Beziehung zu Trump und Netanjahu lange aufrechterhalten
Die jüngste Eskalation zwischen Italien und den USA sowie Israel wegen des Irankriegs ist der vorläufige Höhepunkt einer graduellen Zuspitzung. Zunächst hatte sich Rom mit Kritik an Washington und Jerusalem zurückgehalten, eine militärische Beteiligung Italiens an dem Waffengang aber ausgeschlossen.
Meloni versuchte sich weiter als Brückenbauerin zwischen europäischer und atlantischer Flanke der NATO, jedoch im Einklang mit den EU-Partnern. Die Beziehungen zu den politischen Verbündeten Trump und Netanjahu versuchte sie intakt zu halten. Als Italien Ende März den Luftwaffenstützpunkt Sigonella auf Sizilien für US-Flugzeuge sperrte, wurde dies noch als eine Art prozedurales Missverständnis während des Anflugs beschrieben.

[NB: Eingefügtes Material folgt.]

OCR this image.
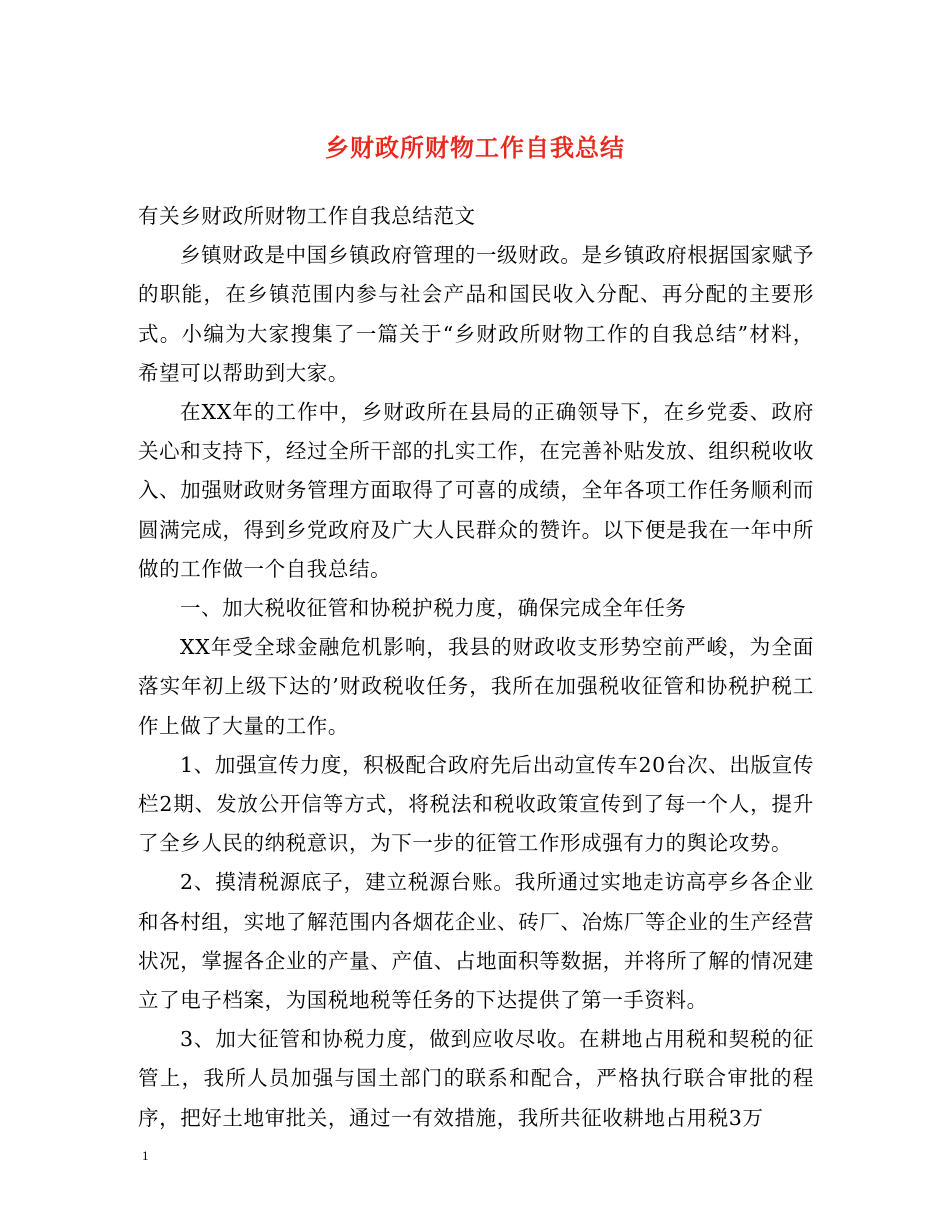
乡财政所财物工作自我总结

有关乡财政所财物工作自我总结范文

乡镇财政是中国乡镇政府管理的一级财政。是乡镇政府根据国家赋予的职能，在乡镇范围内参与社会产品和国民收入分配、再分配的主要形式。小编为大家搜集了一篇关于“乡财政所财物工作的自我总结”材料，希望可以帮助到大家。

在XX年的工作中，乡财政所在县局的正确领导下，在乡党委、政府关心和支持下，经过全所干部的扎实工作，在完善补贴发放、组织税收收入、加强财政财务管理方面取得了可喜的成绩，全年各项工作任务顺利而圆满完成，得到乡党政府及广大人民群众的赞许。以下便是我在一年中所做的工作做一个自我总结。

一、加大税收征管和协税护税力度，确保完成全年任务

XX年受全球金融危机影响，我县的财政收支形势空前严峻，为全面落实年初上级下达的’财政税收任务，我所在加强税收征管和协税护税工作上做了大量的工作。

1、加强宣传力度，积极配合政府先后出动宣传车20台次、出版宣传栏2期、发放公开信等方式，将税法和税收政策宣传到了每一个人，提升了全乡人民的纳税意识，为下一步的征管工作形成强有力的舆论攻势。

2、摸清税源底子，建立税源台账。我所通过实地走访高亭乡各企业和各村组，实地了解范围内各烟花企业、砖厂、冶炼厂等企业的生产经营状况，掌握各企业的产量、产值、占地面积等数据，并将所了解的情况建立了电子档案，为国税地税等任务的下达提供了第一手资料。

3、加大征管和协税力度，做到应收尽收。在耕地占用税和契税的征管上，我所人员加强与国土部门的联系和配合，严格执行联合审批的程序，把好土地审批关，通过一有效措施，我所共征收耕地占用税3万

1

Nun gibt es einen offenen Dissens, ja Streit. Dieser wurde von Trumps Papstschelte zwar nicht ausgelöst, aber dadurch verschärft. Für ihre kritische Haltung gegenüber dem Weißen Haus wird Meloni jetzt sogar von der heimischen Opposition gelobt. Die Mehrheit der Bevölkerung weiß sie ohnedies hinter sich. Ob das Tischtuch zwischen Meloni und Trump endgültig zerschnitten ist, muss sich zeigen.